The Tax Office should ensure that GST auditors facilitate access by large taxpayers who are subject to a GST audit to the key technical decision makers involved in their case and also ensure that the large taxpayers are made aware of the senior officer they can escalate issues or concerns to.

Tax Office response

2.75 The Tax Office agrees with this recommendation.

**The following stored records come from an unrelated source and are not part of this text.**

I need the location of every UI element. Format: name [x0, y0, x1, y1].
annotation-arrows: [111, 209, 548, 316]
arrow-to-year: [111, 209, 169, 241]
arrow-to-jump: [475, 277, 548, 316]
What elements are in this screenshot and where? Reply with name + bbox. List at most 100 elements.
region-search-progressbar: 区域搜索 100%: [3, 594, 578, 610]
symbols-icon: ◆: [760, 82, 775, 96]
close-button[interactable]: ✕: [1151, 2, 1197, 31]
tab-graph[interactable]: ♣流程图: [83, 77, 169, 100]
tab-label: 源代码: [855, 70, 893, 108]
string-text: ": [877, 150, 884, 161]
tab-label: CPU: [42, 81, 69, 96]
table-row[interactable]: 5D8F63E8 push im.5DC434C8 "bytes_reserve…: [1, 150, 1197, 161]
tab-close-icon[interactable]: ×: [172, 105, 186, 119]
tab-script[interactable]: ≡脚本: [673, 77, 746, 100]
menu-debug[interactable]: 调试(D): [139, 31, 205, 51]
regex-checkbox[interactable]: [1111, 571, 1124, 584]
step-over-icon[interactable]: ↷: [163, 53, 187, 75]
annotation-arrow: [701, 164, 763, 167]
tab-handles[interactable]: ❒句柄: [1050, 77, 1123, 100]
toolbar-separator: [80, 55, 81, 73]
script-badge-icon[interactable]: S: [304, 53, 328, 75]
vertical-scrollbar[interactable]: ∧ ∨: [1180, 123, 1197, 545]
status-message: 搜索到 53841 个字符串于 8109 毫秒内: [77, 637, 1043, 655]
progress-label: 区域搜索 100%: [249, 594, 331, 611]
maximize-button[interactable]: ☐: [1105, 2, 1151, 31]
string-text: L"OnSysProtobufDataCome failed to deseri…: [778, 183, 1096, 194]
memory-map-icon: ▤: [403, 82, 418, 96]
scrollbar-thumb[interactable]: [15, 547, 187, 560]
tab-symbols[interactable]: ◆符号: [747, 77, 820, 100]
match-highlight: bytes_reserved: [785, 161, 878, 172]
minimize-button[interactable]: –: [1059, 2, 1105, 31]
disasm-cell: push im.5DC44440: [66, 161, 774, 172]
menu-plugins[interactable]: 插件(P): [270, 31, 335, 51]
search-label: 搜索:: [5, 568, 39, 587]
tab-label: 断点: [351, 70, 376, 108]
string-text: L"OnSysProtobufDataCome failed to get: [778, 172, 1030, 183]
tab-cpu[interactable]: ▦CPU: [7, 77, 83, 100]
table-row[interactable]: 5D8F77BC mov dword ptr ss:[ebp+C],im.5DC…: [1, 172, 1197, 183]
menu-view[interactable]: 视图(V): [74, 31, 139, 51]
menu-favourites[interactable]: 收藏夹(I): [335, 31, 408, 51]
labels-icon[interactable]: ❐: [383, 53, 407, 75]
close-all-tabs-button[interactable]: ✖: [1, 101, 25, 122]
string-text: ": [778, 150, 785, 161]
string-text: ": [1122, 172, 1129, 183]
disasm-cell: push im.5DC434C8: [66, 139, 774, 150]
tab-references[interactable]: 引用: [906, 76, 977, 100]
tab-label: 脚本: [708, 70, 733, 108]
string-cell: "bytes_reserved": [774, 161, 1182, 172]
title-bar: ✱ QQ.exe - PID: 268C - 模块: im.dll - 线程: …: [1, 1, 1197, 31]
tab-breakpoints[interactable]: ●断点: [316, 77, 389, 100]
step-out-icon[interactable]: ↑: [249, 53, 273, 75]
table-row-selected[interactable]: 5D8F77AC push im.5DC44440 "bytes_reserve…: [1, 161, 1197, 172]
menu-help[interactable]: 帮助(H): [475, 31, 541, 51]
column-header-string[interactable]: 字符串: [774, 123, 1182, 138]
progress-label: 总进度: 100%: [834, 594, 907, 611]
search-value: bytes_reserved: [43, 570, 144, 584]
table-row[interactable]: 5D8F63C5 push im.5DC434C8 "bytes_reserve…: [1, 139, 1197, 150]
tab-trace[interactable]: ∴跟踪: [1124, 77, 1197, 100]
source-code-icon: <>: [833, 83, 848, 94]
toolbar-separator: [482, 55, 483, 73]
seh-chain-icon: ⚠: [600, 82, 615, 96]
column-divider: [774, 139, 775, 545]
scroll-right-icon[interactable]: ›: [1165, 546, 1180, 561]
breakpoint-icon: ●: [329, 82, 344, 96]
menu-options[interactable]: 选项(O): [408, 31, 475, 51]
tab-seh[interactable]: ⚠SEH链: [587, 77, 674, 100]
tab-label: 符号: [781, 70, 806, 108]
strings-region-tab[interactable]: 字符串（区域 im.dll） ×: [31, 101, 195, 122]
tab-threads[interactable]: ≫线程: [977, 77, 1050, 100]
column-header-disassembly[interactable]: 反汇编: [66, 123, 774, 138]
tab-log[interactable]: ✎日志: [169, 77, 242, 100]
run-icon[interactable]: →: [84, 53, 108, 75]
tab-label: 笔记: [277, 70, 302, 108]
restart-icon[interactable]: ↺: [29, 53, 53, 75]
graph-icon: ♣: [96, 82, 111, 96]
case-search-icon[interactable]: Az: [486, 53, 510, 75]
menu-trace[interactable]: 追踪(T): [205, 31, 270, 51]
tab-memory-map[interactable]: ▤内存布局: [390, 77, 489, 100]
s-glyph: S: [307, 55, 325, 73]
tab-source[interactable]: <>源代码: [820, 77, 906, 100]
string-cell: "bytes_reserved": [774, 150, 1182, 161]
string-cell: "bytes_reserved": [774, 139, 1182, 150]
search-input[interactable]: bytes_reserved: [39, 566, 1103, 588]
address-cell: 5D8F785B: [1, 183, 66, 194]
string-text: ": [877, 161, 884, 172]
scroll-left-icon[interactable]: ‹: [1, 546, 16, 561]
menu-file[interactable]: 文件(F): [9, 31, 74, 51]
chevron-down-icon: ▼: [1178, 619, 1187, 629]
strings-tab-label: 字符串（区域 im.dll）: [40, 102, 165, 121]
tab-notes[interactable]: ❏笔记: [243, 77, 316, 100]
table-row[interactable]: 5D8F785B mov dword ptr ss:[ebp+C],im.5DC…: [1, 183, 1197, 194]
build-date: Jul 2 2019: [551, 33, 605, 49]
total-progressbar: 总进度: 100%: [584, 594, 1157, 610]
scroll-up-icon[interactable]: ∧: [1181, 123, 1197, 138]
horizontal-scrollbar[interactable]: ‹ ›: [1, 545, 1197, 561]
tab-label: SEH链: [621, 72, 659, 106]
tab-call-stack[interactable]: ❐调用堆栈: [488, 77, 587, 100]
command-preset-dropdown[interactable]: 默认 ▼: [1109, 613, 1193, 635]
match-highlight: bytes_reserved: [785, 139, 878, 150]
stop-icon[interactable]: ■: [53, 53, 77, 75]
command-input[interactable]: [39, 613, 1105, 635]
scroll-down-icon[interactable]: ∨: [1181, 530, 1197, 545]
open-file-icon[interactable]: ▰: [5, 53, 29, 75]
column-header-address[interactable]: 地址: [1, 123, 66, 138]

Subsidiary recommendation 5.3

The Inspector-General recommends that the Tax Office takes steps to:

  • ensure that auditors better understand the businesses they are auditing by providing more training on business process and activity and on how to focus on issues that involve a real net gain to the revenue;
  • ensure that auditors understand that businesses may want to exercise their legal rights to correct their GST liabilities for previous years in cases where they have overpaid and that such claims are not, per se, evidence of an attitude of non-compliance with the GST law; and
  • ensure that GST auditors are in all cases provided with individual feedback on the results of the cases they have audited, in terms of the final outcome of cases after they have gone through the appeal process.

Tax Office response

Dot point 1

2.76 The Tax Office agrees that it will continue to provide its auditors with skilling on business process and activities to improve their capability in this area.

Dot point 2

2.77 The Tax Office agrees with this recommendation and understands that business will at times exercise their rights to correct prior year GST liabilities. The ATO has never seen this as evidence of an attitude of non compliance. However, it must be recognised that the Tax Office is under an obligation to ensure that a taxpayer has a legal right to the claim it is making. The Tax Office rejects any implication that there has been any systemic problem in relation to this issue.

Dot point 3

2.78 The Tax Office agrees with this recommendation and this process which it has already implemented as part of a separate initiative unrelated to this review.

Subsidiary recommendation 5.4

The Inspector-General recommends that tolerance or materiality levels are aligned across both Australian Customs Service and Tax Office administration of GST.

Tax Office response

2.79 The Tax Office agrees with the recommendation to the extent that it will work with the Australian Customs Service (ACS) to achieve this outcome. It notes that the ACS is currently planning a review of the materiality thresholds. It is intended that this review will be conducted jointly with the Tax Office and will take into account the compliance cost to industry of amending import declarations. It is intended that the revised approach will be published in a practice statement.


1 The Tax Office has advised the Inspector-General that the amount of GST penalties initially imposed on large taxpayers were as follows for the last three years: 2004/05: $44 million (this was later reduced to $2 million as the result of a single case being settled); 2005/06: $1 million; 2006/07: $6 million. The amount of GST penalties initially imposed on non–large taxpayers in the last two of these years was: 2005/06: $126 million and 2006/07: $116 million.

2 See, for example, Inspector-General of Taxation, Review of the remission of the General Interest Charge for groups of taxpayers in dispute with the Tax Office, 5 August 2004 at paragraphs 2.27 to 2.29.